(Photo credit: Iowa Soybean Association)

Senate passes Infrastructure, Investment, and Jobs Act

August 31, 2021

By Mike Steenhoek, Executive Director of the Soy Transportation Coalition 

On August 10, the Senate passed the “Infrastructure, Investment, and Jobs Act” (H.R. 3684) by a vote of 69-30.  Nineteen Republican Senators voted for the legislation.  The bill provides $548 billion in additional spending.  When combined with existing baseline infrastructure spending, total funding for infrastructure will be approximately $944 billion over five years and $1.2 trillion over eight years. 

The major funding categories for the legislation are as follows:

Transportation Categories ($284 billion; 52% of new spending):

  • Roads, bridges, and major projects: $110 billion

(Includes $40 billion for bridge repair, replacement, and rehabilitation)

  • Passenger & freight rail: $66 billion

  • Public transit: $39 billion

  • Airports: $25 billion

  • Ports and waterways: $17 billion

  • Safety: $11 billion

  • Electric vehicle infrastructure: $7.5 billion

  • Electric/zero emission buses: $5 billion

  • Electric/zero emission ferries: $2.5 billion

  • Reconnecting communities: $1 billion

Other Categories ($256 billion; 48% of new spending)
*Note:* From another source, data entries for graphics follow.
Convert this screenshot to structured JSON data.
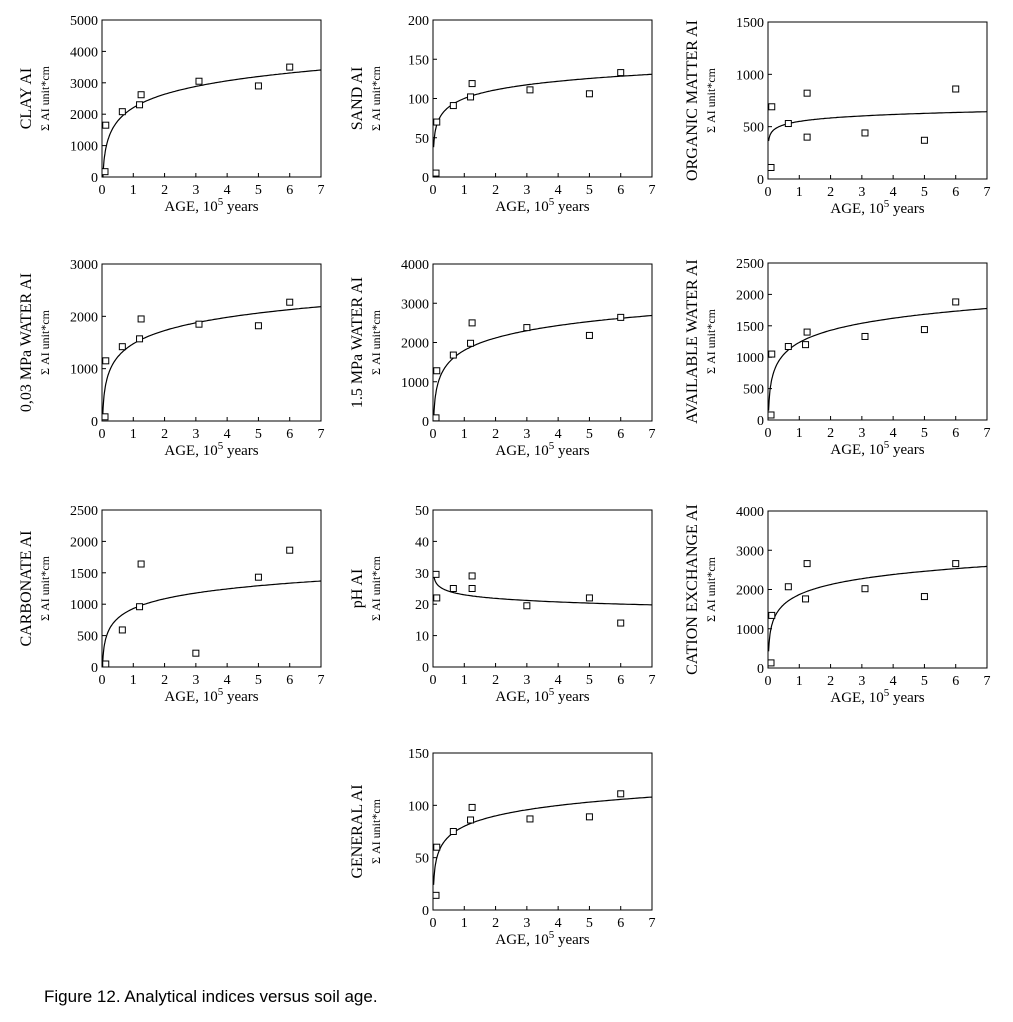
{
  "caption": "Figure 12. Analytical indices versus soil age.",
  "chart_data": [
    {
      "type": "scatter",
      "title": "CLAY AI",
      "ylabel": "Σ AI unit*cm",
      "xlabel": "AGE, 10^5 years",
      "xlim": [
        0,
        7
      ],
      "ylim": [
        0,
        5000
      ],
      "xticks": [
        0,
        1,
        2,
        3,
        4,
        5,
        6,
        7
      ],
      "yticks": [
        0,
        1000,
        2000,
        3000,
        4000,
        5000
      ],
      "points": [
        [
          0,
          170
        ],
        [
          0.12,
          1650
        ],
        [
          0.65,
          2080
        ],
        [
          1.2,
          2300
        ],
        [
          1.25,
          2620
        ],
        [
          3.1,
          3050
        ],
        [
          5,
          2900
        ],
        [
          6,
          3500
        ]
      ],
      "fit": {
        "a": 2207,
        "b": 1420,
        "c": 0.5
      }
    },
    {
      "type": "scatter",
      "title": "SAND AI",
      "ylabel": "Σ AI unit*cm",
      "xlabel": "AGE, 10^5 years",
      "xlim": [
        0,
        7
      ],
      "ylim": [
        0,
        200
      ],
      "xticks": [
        0,
        1,
        2,
        3,
        4,
        5,
        6,
        7
      ],
      "yticks": [
        0,
        50,
        100,
        150,
        200
      ],
      "points": [
        [
          0,
          5
        ],
        [
          0.12,
          70
        ],
        [
          0.65,
          91
        ],
        [
          1.2,
          102
        ],
        [
          1.25,
          119
        ],
        [
          3.1,
          111
        ],
        [
          5,
          106
        ],
        [
          6,
          133
        ]
      ],
      "fit": {
        "a": 100,
        "b": 36.5,
        "c": 0.5
      }
    },
    {
      "type": "scatter",
      "title": "ORGANIC MATTER AI",
      "ylabel": "Σ AI unit*cm",
      "xlabel": "AGE, 10^5 years",
      "xlim": [
        0,
        7
      ],
      "ylim": [
        0,
        1500
      ],
      "xticks": [
        0,
        1,
        2,
        3,
        4,
        5,
        6,
        7
      ],
      "yticks": [
        0,
        500,
        1000,
        1500
      ],
      "points": [
        [
          0,
          110
        ],
        [
          0.12,
          690
        ],
        [
          0.65,
          530
        ],
        [
          1.25,
          820
        ],
        [
          1.25,
          400
        ],
        [
          3.1,
          440
        ],
        [
          5,
          370
        ],
        [
          6,
          860
        ]
      ],
      "fit": {
        "a": 550,
        "b": 110,
        "c": 0.5
      }
    },
    {
      "type": "scatter",
      "title": "0,03 MPa WATER AI",
      "ylabel": "Σ AI unit*cm",
      "xlabel": "AGE, 10^5 years",
      "xlim": [
        0,
        7
      ],
      "ylim": [
        0,
        3000
      ],
      "xticks": [
        0,
        1,
        2,
        3,
        4,
        5,
        6,
        7
      ],
      "yticks": [
        0,
        1000,
        2000,
        3000
      ],
      "points": [
        [
          0,
          80
        ],
        [
          0.12,
          1150
        ],
        [
          0.65,
          1420
        ],
        [
          1.2,
          1570
        ],
        [
          1.25,
          1950
        ],
        [
          3.1,
          1850
        ],
        [
          5,
          1820
        ],
        [
          6,
          2270
        ]
      ],
      "fit": {
        "a": 1475,
        "b": 840,
        "c": 0.5
      }
    },
    {
      "type": "scatter",
      "title": "1.5 MPa WATER AI",
      "ylabel": "Σ AI unit*cm",
      "xlabel": "AGE, 10^5 years",
      "xlim": [
        0,
        7
      ],
      "ylim": [
        0,
        4000
      ],
      "xticks": [
        0,
        1,
        2,
        3,
        4,
        5,
        6,
        7
      ],
      "yticks": [
        0,
        1000,
        2000,
        3000,
        4000
      ],
      "points": [
        [
          0,
          80
        ],
        [
          0.12,
          1280
        ],
        [
          0.65,
          1680
        ],
        [
          1.2,
          1980
        ],
        [
          1.25,
          2500
        ],
        [
          3,
          2380
        ],
        [
          5,
          2180
        ],
        [
          6,
          2640
        ]
      ],
      "fit": {
        "a": 1800,
        "b": 1050,
        "c": 0.5
      }
    },
    {
      "type": "scatter",
      "title": "AVAILABLE WATER AI",
      "ylabel": "Σ AI unit*cm",
      "xlabel": "AGE, 10^5 years",
      "xlim": [
        0,
        7
      ],
      "ylim": [
        0,
        2500
      ],
      "xticks": [
        0,
        1,
        2,
        3,
        4,
        5,
        6,
        7
      ],
      "yticks": [
        0,
        500,
        1000,
        1500,
        2000,
        2500
      ],
      "points": [
        [
          0,
          80
        ],
        [
          0.12,
          1050
        ],
        [
          0.65,
          1170
        ],
        [
          1.2,
          1200
        ],
        [
          1.25,
          1400
        ],
        [
          3.1,
          1330
        ],
        [
          5,
          1440
        ],
        [
          6,
          1880
        ]
      ],
      "fit": {
        "a": 1235,
        "b": 640,
        "c": 0.5
      }
    },
    {
      "type": "scatter",
      "title": "CARBONATE AI",
      "ylabel": "Σ AI unit*cm",
      "xlabel": "AGE, 10^5 years",
      "xlim": [
        0,
        7
      ],
      "ylim": [
        0,
        2500
      ],
      "xticks": [
        0,
        1,
        2,
        3,
        4,
        5,
        6,
        7
      ],
      "yticks": [
        0,
        500,
        1000,
        1500,
        2000,
        2500
      ],
      "points": [
        [
          0,
          20
        ],
        [
          0.12,
          30
        ],
        [
          0.65,
          590
        ],
        [
          1.2,
          960
        ],
        [
          1.25,
          1640
        ],
        [
          3,
          220
        ],
        [
          5,
          1430
        ],
        [
          6,
          1860
        ]
      ],
      "fit": {
        "a": 930,
        "b": 520,
        "c": 0.5
      }
    },
    {
      "type": "scatter",
      "title": "pH AI",
      "ylabel": "Σ AI unit*cm",
      "xlabel": "AGE, 10^5 years",
      "xlim": [
        0,
        7
      ],
      "ylim": [
        0,
        50
      ],
      "xticks": [
        0,
        1,
        2,
        3,
        4,
        5,
        6,
        7
      ],
      "yticks": [
        0,
        10,
        20,
        30,
        40,
        50
      ],
      "points": [
        [
          0,
          29.5
        ],
        [
          0.12,
          22
        ],
        [
          0.65,
          25
        ],
        [
          1.25,
          29
        ],
        [
          1.25,
          25
        ],
        [
          3,
          19.5
        ],
        [
          5,
          22
        ],
        [
          6,
          14
        ]
      ],
      "fit": {
        "a": 23,
        "b": -3.8,
        "c": 0.5
      }
    },
    {
      "type": "scatter",
      "title": "CATION EXCHANGE AI",
      "ylabel": "Σ AI unit*cm",
      "xlabel": "AGE, 10^5 years",
      "xlim": [
        0,
        7
      ],
      "ylim": [
        0,
        4000
      ],
      "xticks": [
        0,
        1,
        2,
        3,
        4,
        5,
        6,
        7
      ],
      "yticks": [
        0,
        1000,
        2000,
        3000,
        4000
      ],
      "points": [
        [
          0,
          130
        ],
        [
          0.12,
          1340
        ],
        [
          0.65,
          2070
        ],
        [
          1.2,
          1760
        ],
        [
          1.25,
          2660
        ],
        [
          3.1,
          2020
        ],
        [
          5,
          1820
        ],
        [
          6,
          2660
        ]
      ],
      "fit": {
        "a": 1870,
        "b": 850,
        "c": 0.5
      }
    },
    {
      "type": "scatter",
      "title": "GENERAL AI",
      "ylabel": "Σ AI unit*cm",
      "xlabel": "AGE, 10^5 years",
      "xlim": [
        0,
        7
      ],
      "ylim": [
        0,
        150
      ],
      "xticks": [
        0,
        1,
        2,
        3,
        4,
        5,
        6,
        7
      ],
      "yticks": [
        0,
        50,
        100,
        150
      ],
      "points": [
        [
          0,
          14
        ],
        [
          0.12,
          60
        ],
        [
          0.65,
          75
        ],
        [
          1.2,
          86
        ],
        [
          1.25,
          98
        ],
        [
          3.1,
          87
        ],
        [
          5,
          89
        ],
        [
          6,
          111
        ]
      ],
      "fit": {
        "a": 80,
        "b": 33,
        "c": 0.5
      }
    }
  ]
}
  • Electric and power infrastructure: $65 billion

  • High-speed internet: $65 billion

  • Clean drinking water: $55 billion

  • Resilience and western water infrastructure: $50 billion

  • Environmental remediation: $21 billion

The legislation also includes a pilot program initiated by Senator Mike Rounds (R-SD) that will research the benefits of bio-based products for use in construction and other projects.  The American Soybean Association, the South Dakota Soybean Association, and others assisted with the legislative language.  The Soy Transportation Coalition and other organizations are promoting the use of soy-based concrete and asphalt sealants to elongate the life of roads and bridges in an environmentally sustainable manner.  These products also provide an additional marketing opportunity for U.S. soybean farmers.  We are pleased to see this language included in the legislation. 



We are pleased with the passage of the Infrastructure, Investment, and Jobs Act.  A number of the key provisions of the bill – specifically the $110 billion in funding for roads and bridges and the $17 billion for ports and waterways – will clearly enhance the competitiveness of U.S. agriculture.  Most Americans agree that infrastructure investment is an appropriate activity of the federal government.  Those senators who opposed the legislation primarily cited concerns with the national debt.  This is a reasonable concern since the nation clearly has and continues to allocate scarce resources on questionable items that do not provide long term value.  We have increasingly become a spending nation vs. an investing nation.  When you spend, you allocate resources today in exchange for value today.  It’s an immediate gratification.  In contrast, when you invest, you allocate resources today in exchange for value tomorrow and beyond.  It’s delayed gratification.  Constructing or enhancing roads, bridges, locks and dams, ports, etc. is clearing an example of investment as these assets will provide value to the American people for years to come.  

The legislation now proceeds to the House of Representatives.  Speaker Pelosi continues to contend that the infrastructure bill and the more controversial $3.5 trillion reconciliation bill should be passed in tandem.  A vote on the infrastructure bill is currently scheduled in the House for September 27th  

To illustrate how these infrastructure investments can have tangible impact at the local level, the replacement of a single bridge that had significant load restrictions can easily save local residents $70,000 - $80,000 annually due to no longer incurring detours. 

·         Example: a weight restricted bridge results in a 5 mile detour for local semi and truck traffic; 25 trucks are impacted each day

o   125 miles of detour are incurred each day (25 trucks X 5 miles)

o   45,625 miles of detour are incurred each year (125 miles X 365 days)

o   If it costs $1.50 - $1.80 per mile to operate the semi, the annual cost of the detour for the single weight restricted bridge is approximately $70,000 - $80,000.  These are costs that will be inserted into food delivery and other industries. 

Any effort to remedy the thousands of closed or load restricted bridges in the country will save the American taxpayer – especially those in rural areas – significant money.